Roundup: December 3, 2014

Each Wednesday, we’ll publish quick summaries of the articles from the last week on We’re doing this because these articles are often strongly connected to the issues that National Motorists Association members are interested in.

Wednesday, December 03, 2014
Missouri Supreme Court Tests Photo Enforcement Word Games
The Missouri General Assembly never gave cities and counties permission to install either speed cameras or red-light cameras, but dozens of localities refused to wait for a legislative green light. They hired American Traffic Solutions to install and operate automated ticketing machines against the advice of the photo enforcement firm’s own legal counsel. On Tuesday, the state Supreme Court considered the word games localities have been forced to play to evade the legal dangers ATS lawyers identified.

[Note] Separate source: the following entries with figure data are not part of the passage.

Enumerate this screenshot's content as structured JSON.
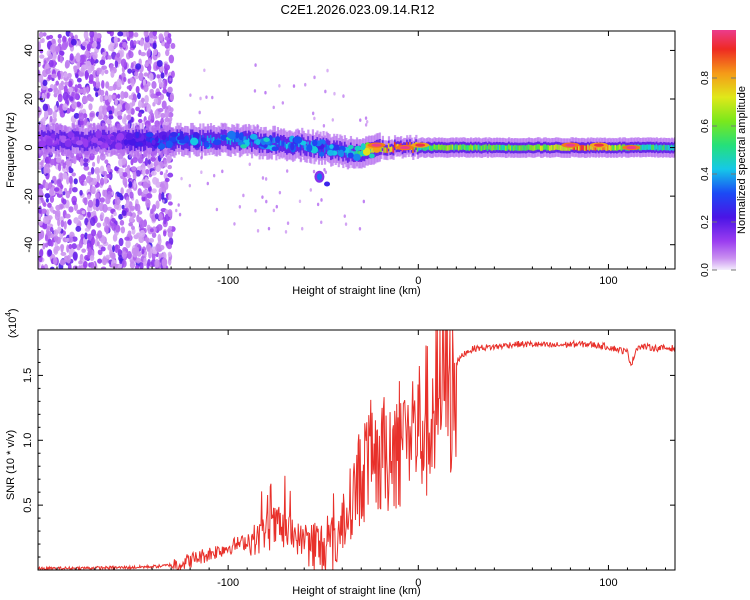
{
  "title": "C2E1.2026.023.09.14.R12",
  "chart_data": [
    {
      "type": "heatmap",
      "title": "C2E1.2026.023.09.14.R12",
      "xlabel": "Height of straight line (km)",
      "ylabel": "Frequency (Hz)",
      "xlim": [
        -200,
        135
      ],
      "ylim": [
        -50,
        48
      ],
      "x_ticks": [
        -100,
        0,
        100
      ],
      "x_tick_labels": [
        "-100",
        "0",
        "100"
      ],
      "y_ticks": [
        -40,
        -20,
        0,
        20,
        40
      ],
      "y_tick_labels": [
        "-40",
        "-20",
        "0",
        "20",
        "40"
      ],
      "colorbar": {
        "label": "Normalized spectral amplitude",
        "range": [
          0,
          1
        ],
        "ticks": [
          0.0,
          0.2,
          0.4,
          0.6,
          0.8
        ],
        "tick_labels": [
          "0.0",
          "0.2",
          "0.4",
          "0.6",
          "0.8"
        ]
      },
      "noise_region_x": [
        -200,
        -135
      ],
      "ridge": {
        "x": [
          -200,
          -170,
          -150,
          -135,
          -120,
          -100,
          -80,
          -60,
          -45,
          -35,
          -25,
          -15,
          -5,
          0,
          10,
          30,
          50,
          70,
          90,
          110,
          135
        ],
        "frequency": [
          3,
          3,
          3,
          3,
          3,
          3,
          2,
          1,
          -1,
          -2,
          -1,
          0,
          0,
          0,
          0,
          0,
          0,
          0,
          0,
          0,
          0
        ],
        "amplitude": [
          0.12,
          0.15,
          0.2,
          0.3,
          0.35,
          0.4,
          0.4,
          0.4,
          0.35,
          0.45,
          0.7,
          0.9,
          1.0,
          0.5,
          0.65,
          0.6,
          0.6,
          0.7,
          0.95,
          0.6,
          0.5
        ]
      },
      "secondary_blob": {
        "x": -52,
        "frequency": -12,
        "amplitude": 0.35
      },
      "strong_spots": [
        {
          "x": -22,
          "frequency": 1,
          "amplitude": 1.0
        },
        {
          "x": -7,
          "frequency": 0,
          "amplitude": 1.0
        },
        {
          "x": 1,
          "frequency": 1,
          "amplitude": 0.95
        },
        {
          "x": 80,
          "frequency": 1,
          "amplitude": 1.0
        },
        {
          "x": 95,
          "frequency": 1,
          "amplitude": 0.95
        },
        {
          "x": 112,
          "frequency": 0,
          "amplitude": 1.0
        }
      ]
    },
    {
      "type": "line",
      "xlabel": "Height of straight line (km)",
      "ylabel": "SNR (10 * v/v)",
      "scale_label": "(x10",
      "scale_exponent": "4",
      "xlim": [
        -200,
        135
      ],
      "ylim": [
        0,
        1.85
      ],
      "x_ticks": [
        -100,
        0,
        100
      ],
      "x_tick_labels": [
        "-100",
        "0",
        "100"
      ],
      "y_ticks": [
        0.5,
        1.0,
        1.5
      ],
      "y_tick_labels": [
        "0.5",
        "1.0",
        "1.5"
      ],
      "series": [
        {
          "name": "SNR",
          "color": "#e8302a",
          "x": [
            -200,
            -150,
            -135,
            -125,
            -115,
            -105,
            -95,
            -85,
            -80,
            -75,
            -70,
            -65,
            -60,
            -55,
            -50,
            -45,
            -40,
            -35,
            -30,
            -25,
            -20,
            -15,
            -10,
            -5,
            0,
            5,
            10,
            15,
            20,
            25,
            30,
            40,
            50,
            60,
            70,
            80,
            90,
            100,
            105,
            110,
            112,
            115,
            120,
            125,
            135
          ],
          "values": [
            0.01,
            0.02,
            0.03,
            0.05,
            0.1,
            0.15,
            0.2,
            0.24,
            0.3,
            0.33,
            0.3,
            0.26,
            0.22,
            0.18,
            0.15,
            0.2,
            0.32,
            0.55,
            0.75,
            0.85,
            0.82,
            0.95,
            1.0,
            1.1,
            1.08,
            1.15,
            1.3,
            1.45,
            1.6,
            1.68,
            1.71,
            1.72,
            1.74,
            1.74,
            1.73,
            1.74,
            1.74,
            1.72,
            1.7,
            1.68,
            1.58,
            1.72,
            1.72,
            1.71,
            1.71
          ]
        }
      ]
    }
  ],
  "colors": {
    "line": "#e8302a",
    "axis": "#000000"
  }
}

Tuesday, December 02, 2014
Ohio: Longer Yellows Cut Violations in Columbus, Springfield
An extra second of yellow time is costing Ohio municipalities millions of dollars in annual revenue. The General Assembly in 2008 enacted a law requiring all cities using red-light cameras to lengthen the duration of the warning given to motorists approaching a photo enforced intersection. Cities were given until March 12, 2009 to make the change, and the cities that complied saw a dramatic reduction in violations.

Monday, December 01, 2014
Maine Supreme Court Endorses Confusing School Bus Tickets
Photo enforcement companies see school buses as a lucrative source of revenue. Passing a school bus can generate an expensive ticket, and this happens most often when motorists are confused in situations where it is not clear exactly what constitutes a violation.

Sunday, November 30, 2014
France, Germany, Saudi Arabia: Traffic Cameras Burned, Painted, Trolled
In Gifhorn, Germany, vigilantes disabled a pair of speed cameras on Monday by spraypainting their lenses black. According to Allgemeine Zeitung, the automated ticketing machines were installed on Bundesstrasse 4 in Mahrenholz and Wagenhoff.

Friday, November 28, 2014
Congressman Seeks To Rein In Red-Light Cameras and Speed Cameras
US Representative Steve Stockman (R-Texas) is leaving Capitol Hill with a bang. Last week, the outgoing congressman dropped a number of highly controversial legislative proposals, including a measure designed to discourage states from allowing the use of automated ticketing machines. For the District of Columbia, over which Congress has full jurisdiction, Stockman would impose an outright ban.